To run Python code in Sublime Text, you need to install the Python plug-in first, then create a .py file and write the code, and finally press Ctrl B to run the code, and the output will be displayed in the console.

VS Code can run on Windows 8, but the experience may not be great. First make sure the system has been updated to the latest patch, then download the VS Code installation package that matches the system architecture and install it as prompted. After installation, be aware that some extensions may be incompatible with Windows 8 and need to look for alternative extensions or use newer Windows systems in a virtual machine. Install the necessary extensions to check whether they work properly. Although VS Code is feasible on Windows 8, it is recommended to upgrade to a newer Windows system for a better development experience and security.
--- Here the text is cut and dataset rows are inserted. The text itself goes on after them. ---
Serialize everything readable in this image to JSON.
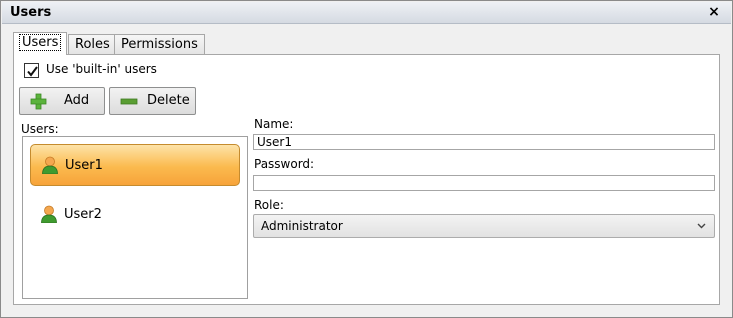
{
  "window": {
    "title": "Users",
    "close_glyph": "×"
  },
  "tabs": [
    {
      "label": "Users",
      "active": true
    },
    {
      "label": "Roles",
      "active": false
    },
    {
      "label": "Permissions",
      "active": false
    }
  ],
  "builtin_checkbox": {
    "label": "Use 'built-in' users",
    "checked": true
  },
  "toolbar": {
    "add_label": "Add",
    "delete_label": "Delete"
  },
  "users_panel": {
    "label": "Users:",
    "items": [
      {
        "name": "User1",
        "selected": true,
        "icon": "user-icon"
      },
      {
        "name": "User2",
        "selected": false,
        "icon": "user-icon"
      }
    ]
  },
  "form": {
    "name_label": "Name:",
    "name_value": "User1",
    "password_label": "Password:",
    "password_value": "",
    "role_label": "Role:",
    "role_value": "Administrator"
  },
  "colors": {
    "selection": "#fbba4e",
    "add_icon": "#5bb33c",
    "delete_icon": "#5a9e33",
    "user_head": "#f4a74f",
    "user_body": "#3f9b2f"
  }
}
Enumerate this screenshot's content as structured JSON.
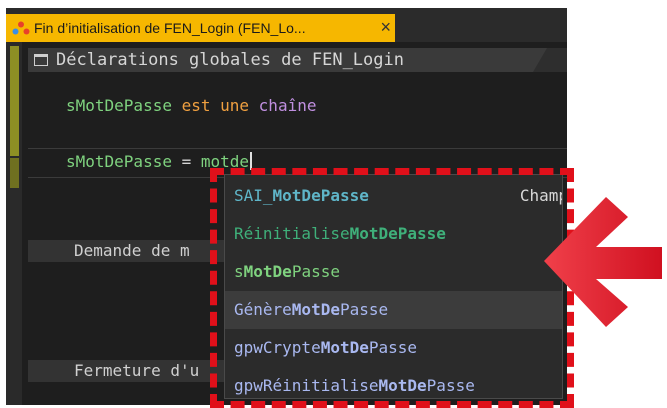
{
  "tab": {
    "title": "Fin d’initialisation de FEN_Login (FEN_Lo...",
    "close_glyph": "×",
    "icon": "windev-app-icon"
  },
  "section": {
    "title": "Déclarations globales de FEN_Login",
    "icon": "window-icon"
  },
  "code": {
    "line1": {
      "ident": "sMotDePasse",
      "kw1": " est une ",
      "type": "chaîne"
    },
    "line2": {
      "ident": "sMotDePasse",
      "op": " = ",
      "typed": "motde"
    }
  },
  "events": [
    {
      "label": "Demande de m"
    },
    {
      "label": "Fermeture d'u"
    }
  ],
  "autocomplete": {
    "items": [
      {
        "pre": "SAI_",
        "match": "MotDePasse",
        "post": "",
        "color": "#5fb5c8",
        "aside": "Champ"
      },
      {
        "pre": "Réinitialise",
        "match": "MotDePasse",
        "post": "",
        "color": "#3fb07a"
      },
      {
        "pre": "s",
        "match": "MotDe",
        "post": "Passe",
        "color": "#7fd27f"
      },
      {
        "pre": "Génère",
        "match": "MotDe",
        "post": "Passe",
        "color": "#a9b8f0",
        "selected": true
      },
      {
        "pre": "gpwCrypte",
        "match": "MotDe",
        "post": "Passe",
        "color": "#a9b8f0"
      },
      {
        "pre": "gpwRéinitialise",
        "match": "MotDe",
        "post": "Passe",
        "color": "#a9b8f0"
      }
    ]
  },
  "annotation": {
    "color": "#e0101a"
  }
}
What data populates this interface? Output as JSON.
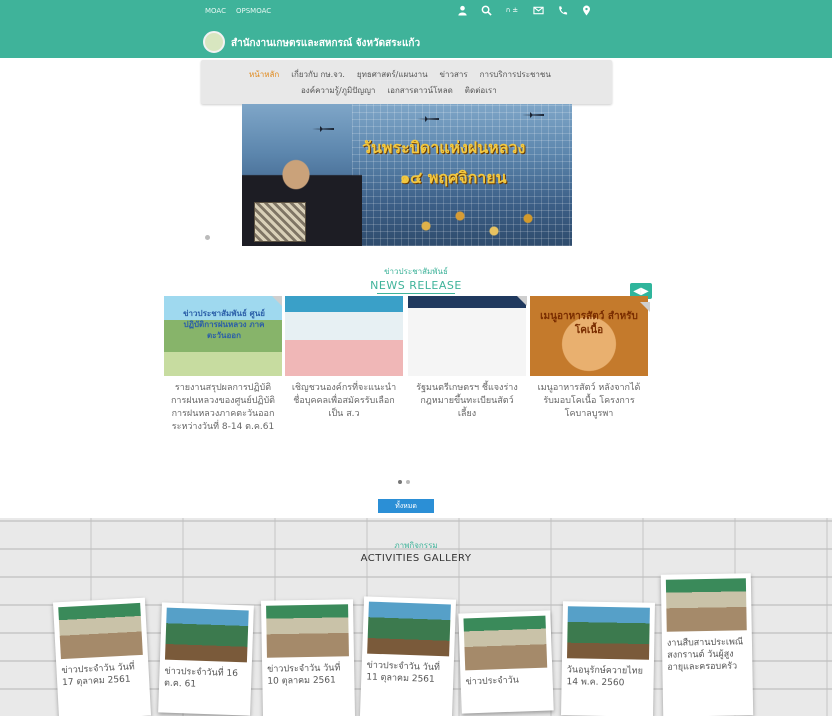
{
  "topbar": {
    "links": [
      "MOAC",
      "OPSMOAC"
    ],
    "icons": [
      "user-icon",
      "search-icon",
      "font-size-icon",
      "mail-icon",
      "phone-icon",
      "location-icon"
    ],
    "font_size_label": "ก ±",
    "site_title": "สำนักงานเกษตรและสหกรณ์ จังหวัดสระแก้ว"
  },
  "nav": {
    "row1": [
      "หน้าหลัก",
      "เกี่ยวกับ กษ.จว.",
      "ยุทธศาสตร์/แผนงาน",
      "ข่าวสาร",
      "การบริการประชาชน"
    ],
    "row2": [
      "องค์ความรู้/ภูมิปัญญา",
      "เอกสารดาวน์โหลด",
      "ติดต่อเรา"
    ],
    "active_index": 0
  },
  "hero": {
    "line1": "วันพระบิดาแห่งฝนหลวง",
    "line2": "๑๔ พฤศจิกายน"
  },
  "news": {
    "title_th": "ข่าวประชาสัมพันธ์",
    "title_en": "NEWS RELEASE",
    "arrow_label": "◀▶",
    "cards": [
      {
        "title": "รายงานสรุปผลการปฏิบัติการฝนหลวงของศูนย์ปฏิบัติการฝนหลวงภาคตะวันออก ระหว่างวันที่ 8-14 ต.ค.61",
        "image_text": "ข่าวประชาสัมพันธ์ ศูนย์ปฏิบัติการฝนหลวง ภาคตะวันออก"
      },
      {
        "title": "เชิญชวนองค์กรที่จะแนะนำชื่อบุคคลเพื่อสมัครรับเลือกเป็น ส.ว",
        "image_text": ""
      },
      {
        "title": "รัฐมนตรีเกษตรฯ ชี้แจงร่างกฎหมายขึ้นทะเบียนสัตว์เลี้ยง",
        "image_text": ""
      },
      {
        "title": "เมนูอาหารสัตว์ หลังจากได้รับมอบโคเนื้อ โครงการโคบาลบูรพา",
        "image_text": "เมนูอาหารสัตว์ สำหรับโคเนื้อ"
      }
    ],
    "more_label": "ทั้งหมด"
  },
  "gallery": {
    "title_th": "ภาพกิจกรรม",
    "title_en": "ACTIVITIES GALLERY",
    "items": [
      {
        "caption": "ข่าวประจำวัน วันที่ 17 ตุลาคม 2561"
      },
      {
        "caption": "ข่าวประจำวันที่ 16 ต.ค. 61"
      },
      {
        "caption": "ข่าวประจำวัน วันที่ 10 ตุลาคม 2561"
      },
      {
        "caption": "ข่าวประจำวัน วันที่ 11 ตุลาคม 2561"
      },
      {
        "caption": "ข่าวประจำวัน"
      },
      {
        "caption": "วันอนุรักษ์ควายไทย 14 พ.ค. 2560"
      },
      {
        "caption": "งานสืบสานประเพณี สงกรานต์ วันผู้สูงอายุและครอบครัว"
      }
    ]
  },
  "colors": {
    "primary": "#3fb39a",
    "active_nav": "#e08a1e",
    "button": "#2b8fd6"
  }
}
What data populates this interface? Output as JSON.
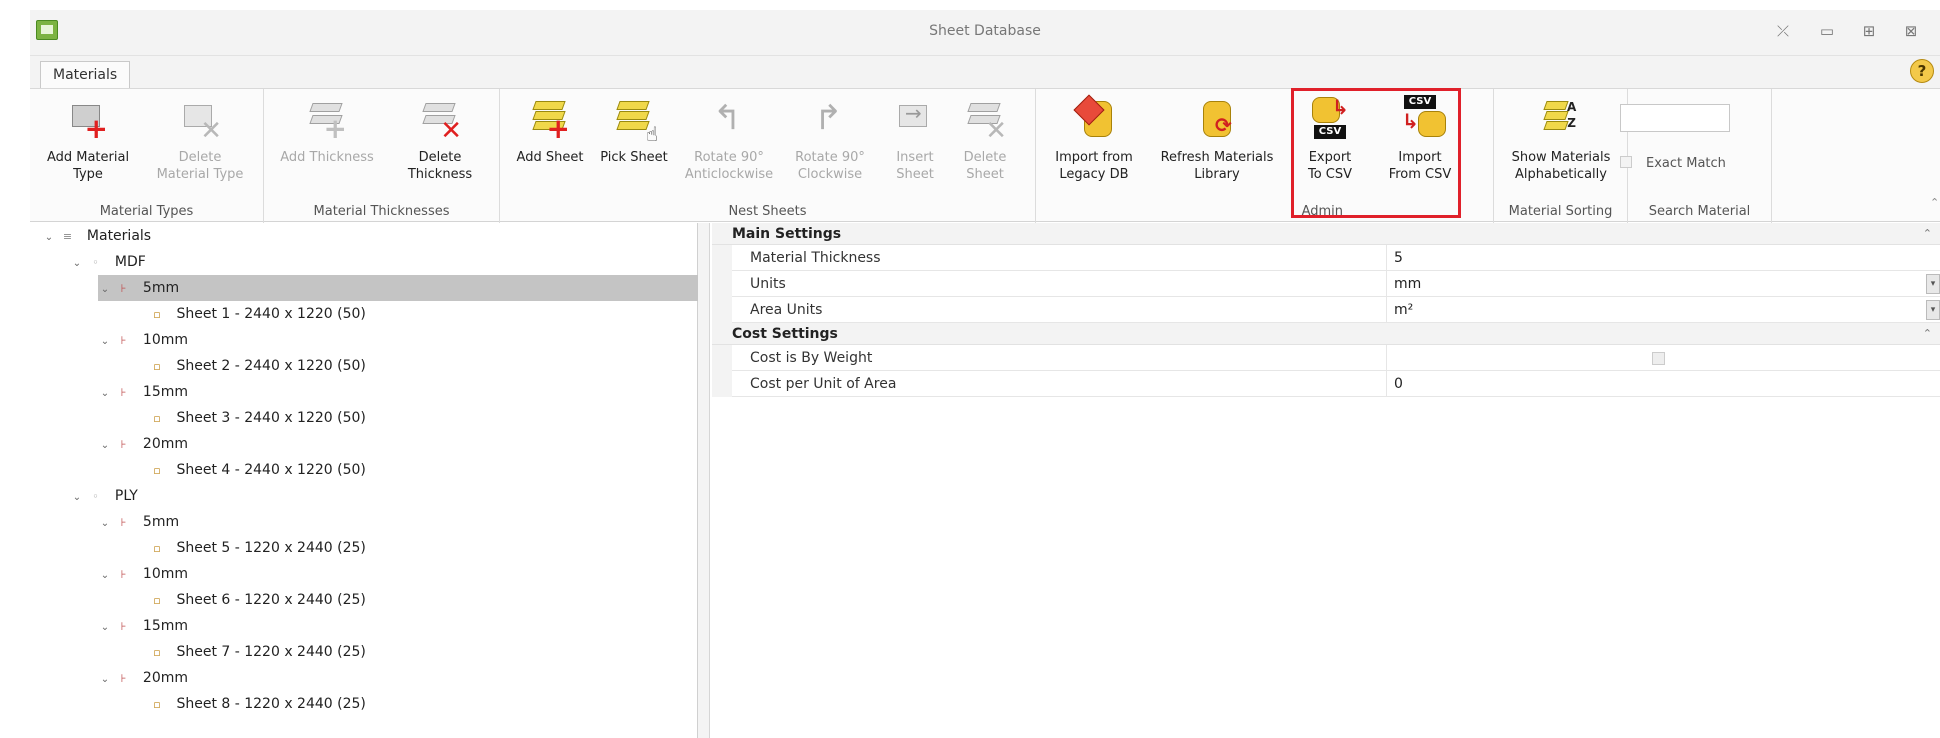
{
  "window": {
    "title": "Sheet Database",
    "controls": {
      "pin": "⤫",
      "minimize": "▭",
      "maximize": "⊞",
      "close": "⊠"
    }
  },
  "tabs": {
    "materials": "Materials",
    "help": "?"
  },
  "ribbon": {
    "material_types": {
      "label": "Material Types",
      "add": "Add Material\nType",
      "delete": "Delete\nMaterial Type"
    },
    "material_thicknesses": {
      "label": "Material Thicknesses",
      "add": "Add Thickness",
      "delete": "Delete\nThickness"
    },
    "nest_sheets": {
      "label": "Nest Sheets",
      "add_sheet": "Add Sheet",
      "pick_sheet": "Pick Sheet",
      "rotate_anticlockwise": "Rotate 90°\nAnticlockwise",
      "rotate_clockwise": "Rotate 90°\nClockwise",
      "insert_sheet": "Insert\nSheet",
      "delete_sheet": "Delete\nSheet"
    },
    "admin": {
      "label": "Admin",
      "import_legacy": "Import from\nLegacy DB",
      "refresh": "Refresh Materials\nLibrary",
      "export_csv": "Export\nTo CSV",
      "import_csv": "Import\nFrom CSV",
      "csv_tag": "CSV"
    },
    "material_sorting": {
      "label": "Material Sorting",
      "show_alpha": "Show Materials\nAlphabetically",
      "az": "A\nZ"
    },
    "search_material": {
      "label": "Search Material",
      "exact_match": "Exact Match",
      "search_value": ""
    }
  },
  "tree": {
    "root": "Materials",
    "mdf": {
      "label": "MDF",
      "t5": "5mm",
      "s1": "Sheet 1 - 2440 x 1220 (50)",
      "t10": "10mm",
      "s2": "Sheet 2 - 2440 x 1220 (50)",
      "t15": "15mm",
      "s3": "Sheet 3 - 2440 x 1220 (50)",
      "t20": "20mm",
      "s4": "Sheet 4 - 2440 x 1220 (50)"
    },
    "ply": {
      "label": "PLY",
      "t5": "5mm",
      "s5": "Sheet 5 - 1220 x 2440 (25)",
      "t10": "10mm",
      "s6": "Sheet 6 - 1220 x 2440 (25)",
      "t15": "15mm",
      "s7": "Sheet 7 - 1220 x 2440 (25)",
      "t20": "20mm",
      "s8": "Sheet 8 - 1220 x 2440 (25)"
    }
  },
  "properties": {
    "main": {
      "title": "Main Settings",
      "thickness_label": "Material Thickness",
      "thickness_value": "5",
      "units_label": "Units",
      "units_value": "mm",
      "area_label": "Area Units",
      "area_value": "m²"
    },
    "cost": {
      "title": "Cost Settings",
      "by_weight_label": "Cost is By Weight",
      "per_area_label": "Cost per Unit of Area",
      "per_area_value": "0"
    }
  },
  "colors": {
    "highlight": "#e0202a",
    "selection": "#c4c4c4",
    "accent": "#f1c232"
  }
}
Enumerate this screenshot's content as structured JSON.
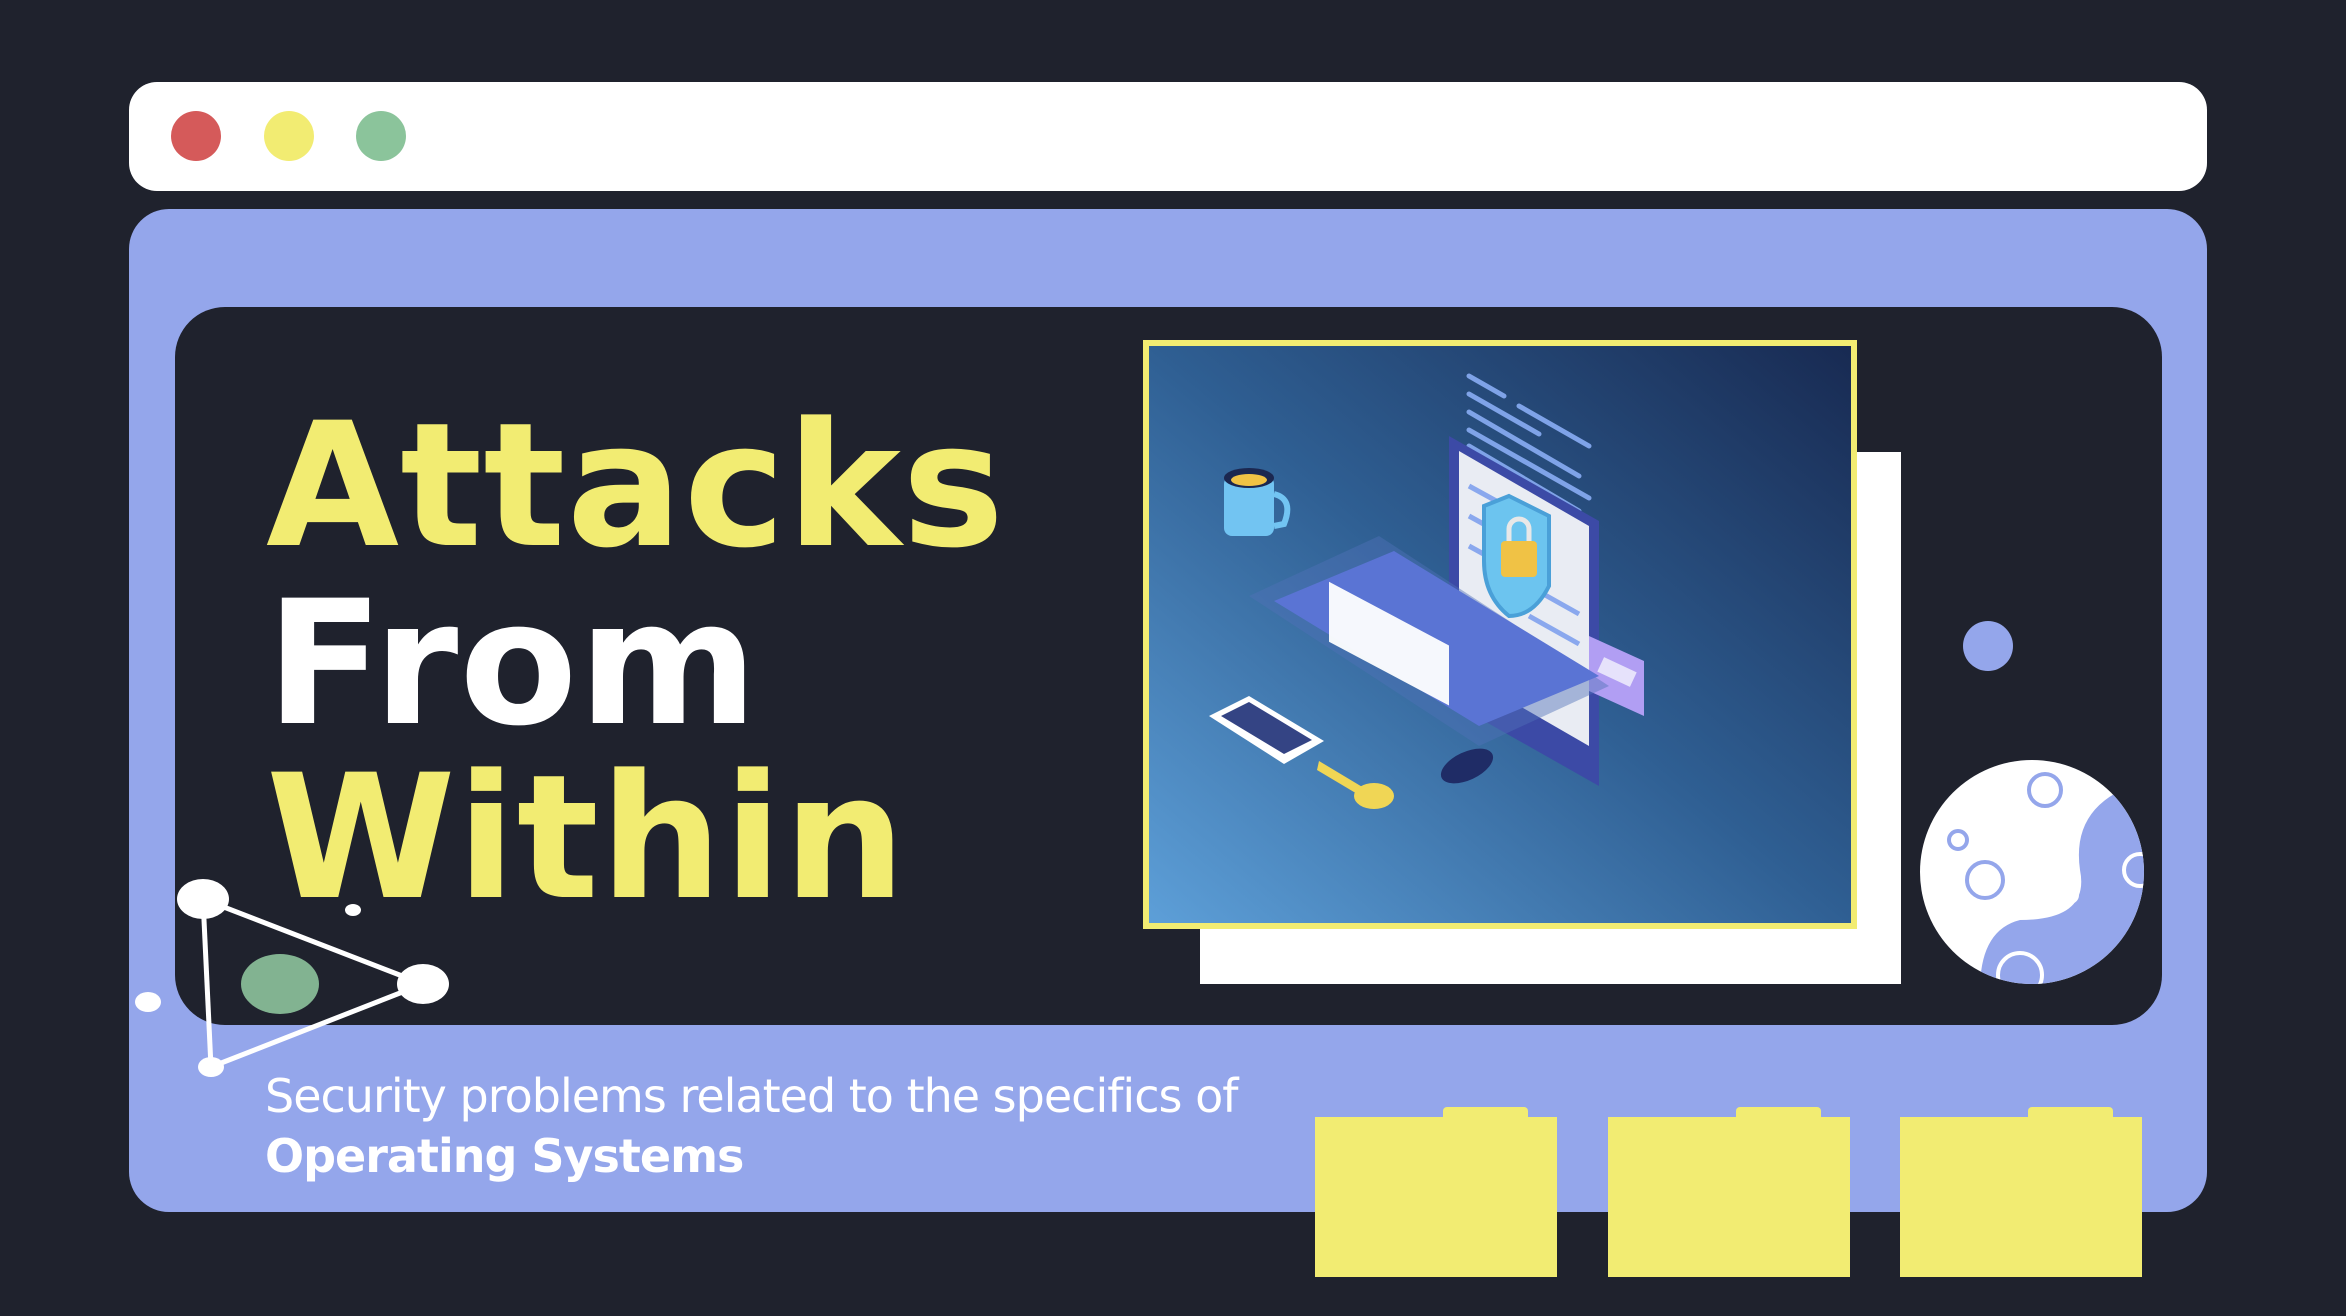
{
  "window": {
    "controls": [
      {
        "name": "close",
        "color": "#d55a5a"
      },
      {
        "name": "minimize",
        "color": "#f2ec72"
      },
      {
        "name": "maximize",
        "color": "#8bc49b"
      }
    ]
  },
  "hero": {
    "title_lines": [
      "Attacks",
      "From",
      "Within"
    ],
    "subtitle_line1": "Security problems related to the specifics of",
    "subtitle_line2": "Operating Systems"
  },
  "illustration": {
    "label": "laptop-security-illustration"
  },
  "colors": {
    "background": "#1f222d",
    "panel": "#94a6eb",
    "accent_yellow": "#f2ec72",
    "white": "#ffffff",
    "green": "#82b391"
  },
  "folders": [
    {
      "name": "folder-1"
    },
    {
      "name": "folder-2"
    },
    {
      "name": "folder-3"
    }
  ]
}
Writing code in Visual Studio Code (VSCode) is simple and easy to use. Just install VSCode, create a project, select a language, create a file, write code, save and run it. The advantages of VSCode include cross-platform, free and open source, powerful features, rich extensions, and lightweight and fast.

Running Python code in Notepad requires the Python executable and NppExec plug-in to be installed. After installing Python and adding PATH to it, configure the command "python" and the parameter "{CURRENT_DIRECTORY}{FILE_NAME}" in the NppExec plug-in to run Python code in Notepad through the shortcut key "F6".